The ongoing mulesing definition debate is continuing as Australian Wool Exchange conducts its latest National Wool Declaration review.
The review, set to finish this month, focuses on the breech modification process sheep freeze branding, which is currently defined as a 'non-mulesed' process on the NWD, because Australian standards define mulesing being the removal of skin from the breech of a sheep using mulesing shears.
In April last year AWEX upheld its former position to maintain the NWD's current definition for non-mulesed wool and mulesed wool, which meant growers could nominate wool from freeze branded sheep as non-mulesed on the NWD.
At the time, AWEX suggested that wool from sheep treated with an alternative breech modification method to mulesing be categorised on the NWD as 'alternative method' (AM), but industry stakeholders opposed this arguing the addition of categories will cause immense confusion among not only growers, but also along the supply chain.
AWEX CEO Mark Grave said they are keeping to their commitment they announced in March last year to conduct a further review of the NWD with respect to mulesing status with particular focus on the identification of wool from sheep treated with liquid nitrogen.
"Over the last 12 months, the profile of the NWD has increased significantly with exporters and their customers seeking greater levels of validation from AWEX of their purchases, to satisfy and comply with their orders and the increasing demands from their clients and consumers," Mr Grave said.
"At the conclusion of the 2019/20 review, a wide range of views were expressed regarding the use of liquid nitrogen.
"The AWEX board is committed to assess any scientific outcomes from the trials and we will be seeking an update on any available information from the trial."
Australian Wool Growers Association director Chick Olsson said the decisions AWEX make in the next two weeks will affect woolgrowers for years to come.
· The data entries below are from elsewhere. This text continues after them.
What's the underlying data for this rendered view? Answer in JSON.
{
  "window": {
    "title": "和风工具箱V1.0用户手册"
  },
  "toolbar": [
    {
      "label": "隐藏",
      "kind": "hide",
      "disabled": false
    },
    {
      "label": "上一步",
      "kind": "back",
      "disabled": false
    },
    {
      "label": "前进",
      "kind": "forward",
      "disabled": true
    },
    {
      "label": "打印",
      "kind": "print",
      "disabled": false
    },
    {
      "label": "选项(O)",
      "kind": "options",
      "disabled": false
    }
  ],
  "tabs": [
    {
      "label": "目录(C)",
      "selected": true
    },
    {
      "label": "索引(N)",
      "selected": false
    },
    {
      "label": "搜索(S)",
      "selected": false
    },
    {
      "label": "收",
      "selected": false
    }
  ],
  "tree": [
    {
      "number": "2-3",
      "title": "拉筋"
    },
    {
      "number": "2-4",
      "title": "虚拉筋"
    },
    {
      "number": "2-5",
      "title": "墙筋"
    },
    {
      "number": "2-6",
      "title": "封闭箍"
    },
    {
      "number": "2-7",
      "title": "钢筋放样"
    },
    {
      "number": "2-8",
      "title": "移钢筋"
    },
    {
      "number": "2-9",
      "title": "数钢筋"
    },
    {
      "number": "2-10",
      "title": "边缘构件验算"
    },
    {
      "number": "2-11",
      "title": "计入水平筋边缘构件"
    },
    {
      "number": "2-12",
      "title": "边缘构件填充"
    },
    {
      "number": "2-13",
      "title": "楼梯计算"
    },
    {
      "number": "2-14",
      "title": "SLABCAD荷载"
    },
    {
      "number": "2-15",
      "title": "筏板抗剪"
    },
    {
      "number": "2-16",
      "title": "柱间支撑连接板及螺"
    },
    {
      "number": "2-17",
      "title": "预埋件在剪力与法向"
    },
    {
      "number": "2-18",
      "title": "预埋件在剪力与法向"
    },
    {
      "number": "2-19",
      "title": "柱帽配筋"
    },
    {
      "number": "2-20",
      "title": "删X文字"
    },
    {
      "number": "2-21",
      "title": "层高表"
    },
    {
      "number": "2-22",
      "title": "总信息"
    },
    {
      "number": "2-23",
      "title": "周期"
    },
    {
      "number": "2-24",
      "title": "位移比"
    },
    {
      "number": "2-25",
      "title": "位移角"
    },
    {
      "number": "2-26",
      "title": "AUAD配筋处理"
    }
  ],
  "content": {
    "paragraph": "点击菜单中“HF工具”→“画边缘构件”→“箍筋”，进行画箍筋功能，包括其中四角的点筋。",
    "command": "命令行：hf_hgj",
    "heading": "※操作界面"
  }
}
He said if the NWD continues to define what is known as sheep freeze branding as a non-mulesed process, even with the use of pain relief, they will damage the future reputation of the national clip.
"Rewind 15 years ago when the battle started with animal activist groups, someone came up with the definition of mulesing to be the removal of skin with a set of mulesing shears despite industry stakeholders not in agreement," Mr Olsson said.
"And now here we are again, we have got the new sheep freeze branding method which is okay, but it is just another form of mulesing, it doesn't matter how you look at it."
Mr Olsson, who is well-known as a director of the company that created the surgical mulesing pain relief product Tri-Solfen, believes wool welfare statements should be removed from the NWD.
"I think it's about time we took off all reference to mulesing on the NWD and just had the qualities of wool and market what we do best which is growing quality wool," he said.
"I would like to see a document sent out to all woolgrowers for an industry vote. It is our future how we market our wool."
Mr Olsson also believes the wool industry should move to change the Australian definition of mulesing to conform with international expectations and market preferences on sheep breech modification.
"These issues are standing in the way of marketing how magnificent our product is. It is clouding all of the good things we do to produce our wool," he said.
Mr Grave said the NWD declaration rate has increased but there is still opportunity for this to improve.
"As an industry, we have been challenged to meet the increasing demands of the customers of Australia's wool and the NWD has become an important part of an informed market," he said.
"Collectively, as an industry, consideration is being given to increase the uptake of the NWD to meet this demand."